The final bit of evidence showing the loan isn’t any particular danger comes at the end of page 18 of the loan document, under the title “Excluded Collateral.” This lists Star Citizen the game as excluded collateral, meaning it is not owned by the bank in the event of a default. It will just be everything in regards to the Foundry 42 studio in the UK, which is primarily working on the Squadron 42 spin-off game.

Yep, page 18 clearly, clearly in the definitions section of the document. It being defined means nothing in and of itself unless the term ‘excluded collateral’ is used in the meat of the document somewhere, which I have not been able to locate (oh for a non-pdf version!).

I think I am leaning towards this mostly being a nothingburger - business as usual financing for a geo that is not the primary revenue generator. I think CIG may be being a bit disingenuous about the risk (only SQ42) and it’s relation to SC, but I can buy that terms may be more commercially beneficial than other options (currency transfer), particularly if non-GBP finances are better where they are appreciating under existing investment strategies.

It’s just weird. Perhaps this whole project just has such a perceived fundamentals risk attached to it now that it is affecting their ability to get lines of credit without additional securities to back them, regardless of technicals.

I went and read through the document, and found that the term “Excluded Collateral” is included in the definition of “Collateral” on page 18, which is a term that is used throughout the document.

Ah, great, thanks for that.
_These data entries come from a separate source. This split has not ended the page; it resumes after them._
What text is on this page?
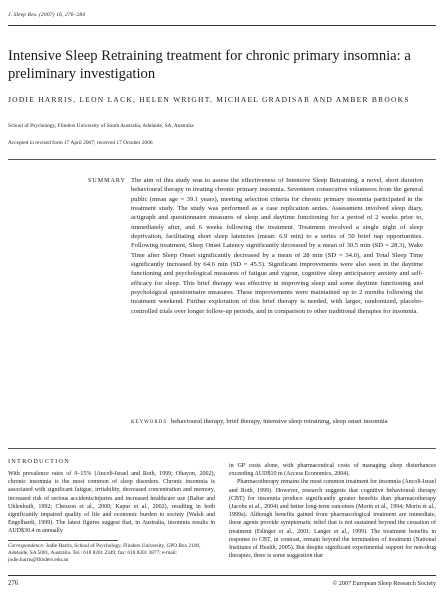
J. Sleep Res. (2007) 16, 276–284
Intensive Sleep Retraining treatment for chronic primary insomnia: a preliminary investigation
JODIE HARRIS, LEON LACK, HELEN WRIGHT, MICHAEL GRADISAR AND AMBER BROOKS
School of Psychology, Flinders University of South Australia, Adelaide, SA, Australia
Accepted in revised form 17 April 2007; received 17 October 2006
SUMMARY The aim of this study was to assess the effectiveness of Intensive Sleep Retraining, a novel, short duration behavioural therapy in treating chronic primary insomnia. Seventeen consecutive volunteers from the general public (mean age = 39.1 years), meeting selection criteria for chronic primary insomnia participated in the treatment study. The study was performed as a case replication series. Assessment involved sleep diary, actigraph and questionnaire measures of sleep and daytime functioning for a period of 2 weeks prior to, immediately after, and 6 weeks following the treatment. Treatment involved a single night of sleep deprivation, facilitating short sleep latencies (mean: 6.9 min) to a series of 50 brief nap opportunities. Following treatment, Sleep Onset Latency significantly decreased by a mean of 30.5 min (SD = 28.3), Wake Time after Sleep Onset significantly decreased by a mean of 28 min (SD = 34.0), and Total Sleep Time significantly increased by 64.6 min (SD = 45.5). Significant improvements were also seen in the daytime functioning and psychological measures of fatigue and vigour, cognitive sleep anticipatory anxiety and self-efficacy for sleep. This brief therapy was effective in improving sleep and some daytime functioning and psychological questionnaire measures. These improvements were maintained up to 2 months following the treatment weekend. Further exploration of this brief therapy is needed, with larger, randomized, placebo-controlled trials over longer follow-up periods, and in comparison to other traditional therapies for insomnia.

KEYWORDS behavioural therapy, brief therapy, intensive sleep retraining, sleep onset insomnia
INTRODUCTION

With prevalence rates of 9–15% (Ancoli-Israel and Roth, 1999; Ohayon, 2002), chronic insomnia is the most common of sleep disorders. Chronic insomnia is associated with significant fatigue, irritability, decreased concentration and memory, increased risk of serious accidents/injuries and increased healthcare use (Balter and Uhlenhuth, 1992; Chesson et al., 2000; Kapur et al., 2002), resulting in both significantly impaired quality of life and economic burden to society (Walsh and Engelhardt, 1999). The latest figures suggest that, in Australia, insomnia results in AUD$30.4 m annually

Correspondence: Jodie Harris, School of Psychology, Flinders University, GPO Box 2100, Adelaide, SA 5001, Australia. Tel.: 618 8201 2349; fax: 618 8201 3877; e-mail: jodie.harris@flinders.edu.au

in GP costs alone, with pharmaceutical costs of managing sleep disturbances exceeding AUD$10 m (Access Economics, 2004).

Pharmacotherapy remains the most common treatment for insomnia (Ancoli-Israel and Roth, 1999). However, research suggests that cognitive behavioural therapy (CBT) for insomnia produce significantly greater benefits than pharmacotherapy (Jacobs et al., 2004) and better long-term outcomes (Morin et al., 1994; Morin et al., 1999a). Although benefits gained from pharmacological treatment are immediate, these agents provide symptomatic relief that is not sustained beyond the cessation of treatment (Edinger et al., 2001; Langer et al., 1999). The treatment benefits in response to CBT, in contrast, remain beyond the termination of treatment (National Institutes of Health, 2005). But despite significant experimental support for non-drug therapies, there is some suggestion that

276	© 2007 European Sleep Research Society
I figured it might be in another definition somewhere, but missed it.

Given that “all Intellectual Property Rights and all exploitation and distribution and other rights and all title, interest and materials with respect to the video game provisionally entitled ‘Star Citizen’”, are excluded as collateral in all cases, does this mean that assets shared between SQ42 and Star Citizen would not be subject to forfeiture?

Maybe, given the potential asset overlap between SQ42 and SC, this would significantly lower the value of the securities , er, securing the loan, hence making the whole thing very low risk for CIG, supporting their position this is business as usual and no big deal.

On the other hand, if the bank doesn’t realise this and CIG pulled one over them with this clause, I would anticipate some intense good faith legal scrutiny in the event of default.

I reckon it’s the former, though.

That’s a great way to describe the situation. Tip of the hat to you, sir.

At this point we’re just speculating furiously without enough information to know the answer, but one distinct possibility would be that having security over the company and development work which generated the tax credit is necessary for it to be enforceable in the event of default (ie the government might refuse to pay unless the bank could say it earned the credit, via acquiring the rights previously held by the chargor).

Indeed. To me, regardless of speculation, you agree to those terms only if you’re absolutely certain you’re going to receive (or have) the funds to repay the loan. I assume the reason for this credit facility is just an operational issue and that it’s the shortest/easiest path to accessing the funds they need to continue operating as expected.

At the end of the day, F42 is a subsidiary of a parent entity that conceivably has the funds necessary to resolve the loan if it ever becomes an issue. Maybe there’s an ember somewhere, but right now this just looks like a lot of smoke and a whole lot of folk claiming to see flames.

Or you are desperate and have no choice. As mentioned we have no way of knowing.